Das konnte ich mir sogar sehr gut vorstellen, dass man da manchmal derart auf der Leitung steht, dass man es nicht begreift. Ich musste auch erst zwei-dreimal hingucken, bis ich die Frage verstand.

Erinnerst du dich noch an Zimmer frei und die Bilderrätsel? Ich war grundsätzlich seeeehr froh, dass ich das nicht in aller Öffentlichkeit lösen musste, bzw. mich öffentlich blamieren.
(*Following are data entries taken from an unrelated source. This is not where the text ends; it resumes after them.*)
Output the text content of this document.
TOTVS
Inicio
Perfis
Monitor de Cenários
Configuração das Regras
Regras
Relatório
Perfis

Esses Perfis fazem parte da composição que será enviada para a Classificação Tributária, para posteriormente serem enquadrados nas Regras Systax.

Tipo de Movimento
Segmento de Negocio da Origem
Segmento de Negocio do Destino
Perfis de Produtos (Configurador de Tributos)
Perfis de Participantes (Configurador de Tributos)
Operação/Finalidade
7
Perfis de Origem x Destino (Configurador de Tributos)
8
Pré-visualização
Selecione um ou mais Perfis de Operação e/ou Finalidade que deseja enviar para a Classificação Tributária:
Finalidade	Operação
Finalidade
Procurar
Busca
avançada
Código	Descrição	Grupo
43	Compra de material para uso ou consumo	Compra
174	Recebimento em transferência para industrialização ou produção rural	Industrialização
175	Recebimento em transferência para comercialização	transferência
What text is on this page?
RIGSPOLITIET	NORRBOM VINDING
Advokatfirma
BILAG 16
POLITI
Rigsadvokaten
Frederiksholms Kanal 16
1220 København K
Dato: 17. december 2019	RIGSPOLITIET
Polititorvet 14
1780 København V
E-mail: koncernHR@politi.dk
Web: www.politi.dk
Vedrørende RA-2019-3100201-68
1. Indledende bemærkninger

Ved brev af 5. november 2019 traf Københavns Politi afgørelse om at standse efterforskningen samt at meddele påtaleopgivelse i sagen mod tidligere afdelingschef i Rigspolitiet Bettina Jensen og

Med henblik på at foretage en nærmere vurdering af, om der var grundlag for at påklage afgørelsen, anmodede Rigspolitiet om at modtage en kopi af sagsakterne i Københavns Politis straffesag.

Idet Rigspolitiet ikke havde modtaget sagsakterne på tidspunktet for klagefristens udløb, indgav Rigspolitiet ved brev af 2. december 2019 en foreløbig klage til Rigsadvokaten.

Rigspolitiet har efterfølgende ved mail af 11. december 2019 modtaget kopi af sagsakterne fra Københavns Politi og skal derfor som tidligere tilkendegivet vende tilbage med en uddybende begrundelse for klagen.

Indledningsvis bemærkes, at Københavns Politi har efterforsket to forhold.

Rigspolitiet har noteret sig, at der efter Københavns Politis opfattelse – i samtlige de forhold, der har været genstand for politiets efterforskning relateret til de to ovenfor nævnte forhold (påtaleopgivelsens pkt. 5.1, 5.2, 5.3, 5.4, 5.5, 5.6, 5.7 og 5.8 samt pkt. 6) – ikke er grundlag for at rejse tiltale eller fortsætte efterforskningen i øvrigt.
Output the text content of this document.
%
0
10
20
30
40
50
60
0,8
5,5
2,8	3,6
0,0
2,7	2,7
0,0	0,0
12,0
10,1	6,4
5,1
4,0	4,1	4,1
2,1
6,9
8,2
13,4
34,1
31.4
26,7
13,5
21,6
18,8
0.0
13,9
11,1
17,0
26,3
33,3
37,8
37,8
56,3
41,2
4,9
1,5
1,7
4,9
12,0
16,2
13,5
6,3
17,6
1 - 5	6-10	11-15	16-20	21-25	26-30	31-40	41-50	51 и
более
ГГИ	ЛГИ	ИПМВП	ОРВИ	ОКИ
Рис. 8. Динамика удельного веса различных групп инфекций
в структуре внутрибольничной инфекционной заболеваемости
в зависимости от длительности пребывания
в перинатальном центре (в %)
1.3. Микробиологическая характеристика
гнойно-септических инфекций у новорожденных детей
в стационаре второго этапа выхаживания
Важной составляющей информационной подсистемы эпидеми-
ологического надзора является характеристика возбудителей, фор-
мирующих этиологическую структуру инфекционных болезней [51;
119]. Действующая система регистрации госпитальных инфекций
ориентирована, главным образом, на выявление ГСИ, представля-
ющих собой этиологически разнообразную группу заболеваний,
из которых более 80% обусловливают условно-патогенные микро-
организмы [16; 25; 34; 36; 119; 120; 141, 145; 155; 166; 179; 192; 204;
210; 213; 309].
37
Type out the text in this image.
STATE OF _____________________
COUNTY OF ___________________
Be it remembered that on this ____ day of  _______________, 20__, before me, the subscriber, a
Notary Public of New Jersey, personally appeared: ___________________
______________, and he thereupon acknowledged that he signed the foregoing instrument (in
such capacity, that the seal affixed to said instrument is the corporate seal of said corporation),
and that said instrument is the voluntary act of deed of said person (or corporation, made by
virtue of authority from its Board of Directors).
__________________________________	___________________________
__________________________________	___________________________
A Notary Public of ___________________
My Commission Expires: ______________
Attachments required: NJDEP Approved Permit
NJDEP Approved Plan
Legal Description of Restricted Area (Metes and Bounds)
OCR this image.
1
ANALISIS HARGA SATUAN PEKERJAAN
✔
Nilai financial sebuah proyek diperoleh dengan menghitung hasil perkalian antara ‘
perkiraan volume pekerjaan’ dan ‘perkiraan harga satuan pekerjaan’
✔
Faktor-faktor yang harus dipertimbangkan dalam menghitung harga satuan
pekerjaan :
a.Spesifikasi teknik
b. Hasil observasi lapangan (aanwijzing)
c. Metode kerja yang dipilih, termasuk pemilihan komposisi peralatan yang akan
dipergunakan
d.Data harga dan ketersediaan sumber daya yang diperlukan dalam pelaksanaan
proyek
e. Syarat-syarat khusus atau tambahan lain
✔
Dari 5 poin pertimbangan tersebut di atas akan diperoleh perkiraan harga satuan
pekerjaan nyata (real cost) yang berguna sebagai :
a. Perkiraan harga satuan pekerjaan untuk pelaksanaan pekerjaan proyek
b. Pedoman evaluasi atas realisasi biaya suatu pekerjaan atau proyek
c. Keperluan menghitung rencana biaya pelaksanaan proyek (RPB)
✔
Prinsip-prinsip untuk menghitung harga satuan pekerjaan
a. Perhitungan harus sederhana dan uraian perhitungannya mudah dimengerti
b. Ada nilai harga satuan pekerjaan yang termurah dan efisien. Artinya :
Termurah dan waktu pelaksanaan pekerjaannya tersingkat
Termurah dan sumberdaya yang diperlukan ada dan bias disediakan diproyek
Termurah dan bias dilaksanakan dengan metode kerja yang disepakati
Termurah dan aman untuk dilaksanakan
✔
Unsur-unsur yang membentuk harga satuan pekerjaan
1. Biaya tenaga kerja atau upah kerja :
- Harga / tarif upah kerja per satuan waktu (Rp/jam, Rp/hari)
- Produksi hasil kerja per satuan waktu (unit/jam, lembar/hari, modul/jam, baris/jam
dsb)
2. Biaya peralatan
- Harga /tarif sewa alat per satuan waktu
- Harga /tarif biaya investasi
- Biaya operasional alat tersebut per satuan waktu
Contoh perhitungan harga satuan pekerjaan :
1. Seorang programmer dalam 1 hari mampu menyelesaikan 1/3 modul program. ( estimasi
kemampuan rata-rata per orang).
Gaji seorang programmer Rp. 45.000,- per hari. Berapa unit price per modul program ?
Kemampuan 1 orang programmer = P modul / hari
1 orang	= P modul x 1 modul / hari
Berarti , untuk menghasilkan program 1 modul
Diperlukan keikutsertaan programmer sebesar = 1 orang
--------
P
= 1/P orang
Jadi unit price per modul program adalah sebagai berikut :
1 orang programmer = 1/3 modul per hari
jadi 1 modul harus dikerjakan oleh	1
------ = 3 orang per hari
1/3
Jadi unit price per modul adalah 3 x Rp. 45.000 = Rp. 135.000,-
Da stand ich auch regelmäßig hinter einem dicken Brett.

Die Kofferfrage fand ich grundsätzlich auch sehr interessant und amüsant, ich habe mir ebenfalls sofort vorgestellt, was da anschließend wohl bei Hemingways zu Hause losgewesen sein wird, ich begreife nur nicht, weshalb man so etwas wissen sollte, oder anders ausgedrückt, weshalb jemand aus einem Spiel fliegt, wenn er es nicht weiß.

Ich bin aber auch bekennender Nichtwisser, ich weiß ja sowieso eigentlich fast nie irgendwas, weil es zwischen meinem Kurz- und meinem Langzeitgedächtnis keine funktionierende Übergabeschnittstelle gibt.
Für kurz merke ich mir den größten Nonsense und auch immense Mengen, verlegst du aber den Abrufzeitpunkt nur um einen Tag nach hinten, muss ich alles noch mal neu lernen.
Rate mal, wer ob dieser Eigenschaft einmal im Studium grandios geflucht hat, weil der angekündigte Klausurtermin kurzfristig um eine Woche verschoben wurde.